In 1969 Blind Faith released their self-titled album with a pre-pubescent 11 year old girl holding a toy plane as the album artwork. The artwork caused outrage at what was deemed 'a blatant display of child pornography'. But why is the image considered pornographic? She isn't performing any sexual act or suggesting anything sexual - she is merely a young girl innocently playing with a toy plane. An argument against the image was that the plane was a phallic symbol - is it? If it was a topless 11 year old boy playing with a toy plane, would the plane be seen as phallic? Or would it just be seen for what it is - a toy plane. The only reason this image was deemed controversial is because the girl is forming breasts - breasts that are deemed sexual by society. When you represent a child with having something that society sees as sexual, people become outraged because they know that the sexualisation of children is inherently wrong. In reality, all this image shows is a person and their body - it just so happens that that person is an 11 year old girl at the doors of puberty. The only issue I have with this image is the issue of consent; it was rumored that the girl was offered a pony if she posed for the picture - bribery that she innocently accepted not really understanding the situation.

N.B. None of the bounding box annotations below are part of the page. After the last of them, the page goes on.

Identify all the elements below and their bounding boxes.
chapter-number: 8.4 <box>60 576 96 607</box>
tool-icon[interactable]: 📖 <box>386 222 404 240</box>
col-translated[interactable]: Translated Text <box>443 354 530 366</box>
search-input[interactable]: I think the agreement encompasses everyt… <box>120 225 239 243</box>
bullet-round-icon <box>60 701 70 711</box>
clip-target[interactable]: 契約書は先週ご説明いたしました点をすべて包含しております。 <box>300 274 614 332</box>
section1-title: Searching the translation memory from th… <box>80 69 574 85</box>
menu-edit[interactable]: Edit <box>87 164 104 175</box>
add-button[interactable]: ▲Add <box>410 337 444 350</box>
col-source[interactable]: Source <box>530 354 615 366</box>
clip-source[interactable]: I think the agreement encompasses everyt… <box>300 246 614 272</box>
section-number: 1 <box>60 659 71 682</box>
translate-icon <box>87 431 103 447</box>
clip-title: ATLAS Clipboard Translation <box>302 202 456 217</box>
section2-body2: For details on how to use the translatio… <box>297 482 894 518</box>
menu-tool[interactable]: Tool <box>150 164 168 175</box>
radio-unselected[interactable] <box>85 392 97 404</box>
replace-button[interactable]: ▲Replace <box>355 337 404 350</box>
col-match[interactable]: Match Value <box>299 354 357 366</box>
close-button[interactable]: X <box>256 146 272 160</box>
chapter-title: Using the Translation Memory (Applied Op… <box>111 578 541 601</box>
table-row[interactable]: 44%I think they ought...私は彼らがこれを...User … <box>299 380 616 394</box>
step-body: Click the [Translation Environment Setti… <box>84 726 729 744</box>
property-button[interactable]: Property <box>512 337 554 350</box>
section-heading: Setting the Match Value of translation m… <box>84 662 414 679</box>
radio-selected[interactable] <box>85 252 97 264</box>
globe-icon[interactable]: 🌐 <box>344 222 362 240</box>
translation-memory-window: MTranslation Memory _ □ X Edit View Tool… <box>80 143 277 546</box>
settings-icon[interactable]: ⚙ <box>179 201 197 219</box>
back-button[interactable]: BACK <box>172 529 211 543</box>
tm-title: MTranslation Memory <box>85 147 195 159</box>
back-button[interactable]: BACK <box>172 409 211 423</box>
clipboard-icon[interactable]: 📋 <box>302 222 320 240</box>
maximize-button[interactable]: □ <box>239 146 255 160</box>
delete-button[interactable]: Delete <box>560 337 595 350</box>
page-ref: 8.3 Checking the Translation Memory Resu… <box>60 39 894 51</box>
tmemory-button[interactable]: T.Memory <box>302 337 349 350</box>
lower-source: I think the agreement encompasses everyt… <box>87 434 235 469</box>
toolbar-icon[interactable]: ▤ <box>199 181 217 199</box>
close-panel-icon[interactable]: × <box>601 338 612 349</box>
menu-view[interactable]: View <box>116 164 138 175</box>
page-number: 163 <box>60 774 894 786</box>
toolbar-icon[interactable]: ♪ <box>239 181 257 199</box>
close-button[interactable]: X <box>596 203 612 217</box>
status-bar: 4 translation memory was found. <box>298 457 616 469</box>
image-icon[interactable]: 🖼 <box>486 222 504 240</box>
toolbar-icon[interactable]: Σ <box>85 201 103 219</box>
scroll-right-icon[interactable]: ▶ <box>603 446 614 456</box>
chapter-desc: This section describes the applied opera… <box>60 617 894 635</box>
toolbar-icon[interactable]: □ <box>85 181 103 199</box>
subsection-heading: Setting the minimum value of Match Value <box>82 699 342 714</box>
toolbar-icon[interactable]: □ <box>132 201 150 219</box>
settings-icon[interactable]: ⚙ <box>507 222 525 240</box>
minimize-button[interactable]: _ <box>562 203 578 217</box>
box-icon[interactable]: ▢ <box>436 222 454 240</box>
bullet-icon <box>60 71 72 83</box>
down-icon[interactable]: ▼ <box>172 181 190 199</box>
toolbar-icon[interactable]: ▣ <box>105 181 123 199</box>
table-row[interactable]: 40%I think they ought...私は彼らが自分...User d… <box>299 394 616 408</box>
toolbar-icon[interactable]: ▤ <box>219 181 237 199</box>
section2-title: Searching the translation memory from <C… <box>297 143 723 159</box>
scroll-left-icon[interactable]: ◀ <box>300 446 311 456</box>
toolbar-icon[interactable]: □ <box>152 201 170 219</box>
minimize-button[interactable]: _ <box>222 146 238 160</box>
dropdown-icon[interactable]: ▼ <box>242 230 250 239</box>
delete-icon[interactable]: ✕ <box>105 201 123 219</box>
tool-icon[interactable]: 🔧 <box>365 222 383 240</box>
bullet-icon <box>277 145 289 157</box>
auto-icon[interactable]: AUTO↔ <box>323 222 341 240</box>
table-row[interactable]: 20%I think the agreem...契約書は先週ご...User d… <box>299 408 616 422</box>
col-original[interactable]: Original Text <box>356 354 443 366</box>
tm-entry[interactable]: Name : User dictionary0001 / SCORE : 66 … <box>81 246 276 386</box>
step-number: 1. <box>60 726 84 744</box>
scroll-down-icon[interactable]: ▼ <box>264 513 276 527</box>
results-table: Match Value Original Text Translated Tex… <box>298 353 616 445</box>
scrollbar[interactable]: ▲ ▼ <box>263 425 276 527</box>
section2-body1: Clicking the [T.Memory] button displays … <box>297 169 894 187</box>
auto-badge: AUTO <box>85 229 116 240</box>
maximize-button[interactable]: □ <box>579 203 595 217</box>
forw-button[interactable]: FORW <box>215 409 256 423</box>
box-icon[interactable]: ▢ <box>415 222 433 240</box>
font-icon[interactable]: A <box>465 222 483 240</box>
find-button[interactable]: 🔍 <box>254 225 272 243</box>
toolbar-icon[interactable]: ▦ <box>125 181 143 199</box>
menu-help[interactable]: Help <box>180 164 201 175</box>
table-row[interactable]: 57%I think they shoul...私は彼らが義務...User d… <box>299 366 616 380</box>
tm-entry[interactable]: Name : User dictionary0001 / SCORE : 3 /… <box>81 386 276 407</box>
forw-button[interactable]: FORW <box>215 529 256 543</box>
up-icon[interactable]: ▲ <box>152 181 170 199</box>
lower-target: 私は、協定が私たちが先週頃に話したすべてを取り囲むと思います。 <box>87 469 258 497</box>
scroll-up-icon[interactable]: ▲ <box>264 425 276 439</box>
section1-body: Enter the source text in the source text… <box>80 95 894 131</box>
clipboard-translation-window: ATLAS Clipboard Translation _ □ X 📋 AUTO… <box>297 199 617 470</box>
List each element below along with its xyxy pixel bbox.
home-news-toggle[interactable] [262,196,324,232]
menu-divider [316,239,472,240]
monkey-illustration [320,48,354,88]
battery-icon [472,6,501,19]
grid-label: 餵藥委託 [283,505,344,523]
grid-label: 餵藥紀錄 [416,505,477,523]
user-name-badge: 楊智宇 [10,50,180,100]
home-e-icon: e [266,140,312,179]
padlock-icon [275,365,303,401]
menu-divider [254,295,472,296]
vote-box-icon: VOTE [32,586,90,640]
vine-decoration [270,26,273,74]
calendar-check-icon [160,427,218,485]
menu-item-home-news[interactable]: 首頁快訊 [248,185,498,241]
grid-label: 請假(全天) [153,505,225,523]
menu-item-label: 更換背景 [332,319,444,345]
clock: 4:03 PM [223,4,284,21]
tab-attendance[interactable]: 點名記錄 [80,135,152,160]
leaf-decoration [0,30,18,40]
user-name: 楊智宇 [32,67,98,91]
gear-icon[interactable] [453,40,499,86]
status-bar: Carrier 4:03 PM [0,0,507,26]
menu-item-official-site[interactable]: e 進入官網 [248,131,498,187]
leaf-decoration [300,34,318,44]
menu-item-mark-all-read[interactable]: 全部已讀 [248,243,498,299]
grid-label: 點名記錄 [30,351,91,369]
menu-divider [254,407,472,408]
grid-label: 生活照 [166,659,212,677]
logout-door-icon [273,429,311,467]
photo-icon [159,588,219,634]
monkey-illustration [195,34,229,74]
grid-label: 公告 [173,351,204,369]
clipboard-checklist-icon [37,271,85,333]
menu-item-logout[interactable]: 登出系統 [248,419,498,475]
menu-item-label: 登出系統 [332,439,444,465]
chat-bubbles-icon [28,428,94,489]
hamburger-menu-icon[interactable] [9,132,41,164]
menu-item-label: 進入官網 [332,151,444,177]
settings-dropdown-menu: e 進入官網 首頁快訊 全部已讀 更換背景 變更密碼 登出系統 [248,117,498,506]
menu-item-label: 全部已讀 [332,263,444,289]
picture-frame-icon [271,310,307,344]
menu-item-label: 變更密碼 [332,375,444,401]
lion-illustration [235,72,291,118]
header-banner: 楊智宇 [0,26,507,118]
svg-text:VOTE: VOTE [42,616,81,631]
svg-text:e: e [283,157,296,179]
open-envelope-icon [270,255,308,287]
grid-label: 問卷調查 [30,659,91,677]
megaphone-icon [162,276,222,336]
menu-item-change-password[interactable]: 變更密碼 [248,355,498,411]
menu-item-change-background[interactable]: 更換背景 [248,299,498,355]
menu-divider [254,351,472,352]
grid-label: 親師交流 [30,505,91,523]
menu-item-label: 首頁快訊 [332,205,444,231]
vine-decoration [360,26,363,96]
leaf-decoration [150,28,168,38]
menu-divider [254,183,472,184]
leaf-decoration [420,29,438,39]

On the other hand - the album Virgin Killer by the Scorpions is completely inappropriate. It features a 10 year old girl in a seductive pose displaying her genitalia which is conveniently covered by a crack in what appears to be a mirror or a piece of glass (perhaps a window). This gives it a voyeuristic element as if she is performing for someone, She is conscious of the fact that she is being watched. Apparently the title is supposed to refer to the fact that time is the killer of innocence - however the message it gives is a much darker one.
I have noticed that there is a trend of femme fatales being represented in a similar pose (Virgin Killer) with their legs splayed and their genitalia covered, often with their arm. Showing a woman with her own sexuality that is capable of seducing a man but also teasing him - making the pursuit dangerous for him.
- Experimenting with banana positions.
Film posters and a book cover.
MAN HATER She would use her body to destroy any man!
- You can describe a femme fatale any better than that!
My partner found these two cards for me at a charity shop. Note how how the one on the left has her legs spread and her left arm is almost beckoning but her other arm is blocking her genitalia. She is strong and in control. The one on the right represents a woman as an evil nonhuman creature that is both beautiful and deadly. This depiction is seen throughout history and art history with mythological stories such as the Sirens and Medusa.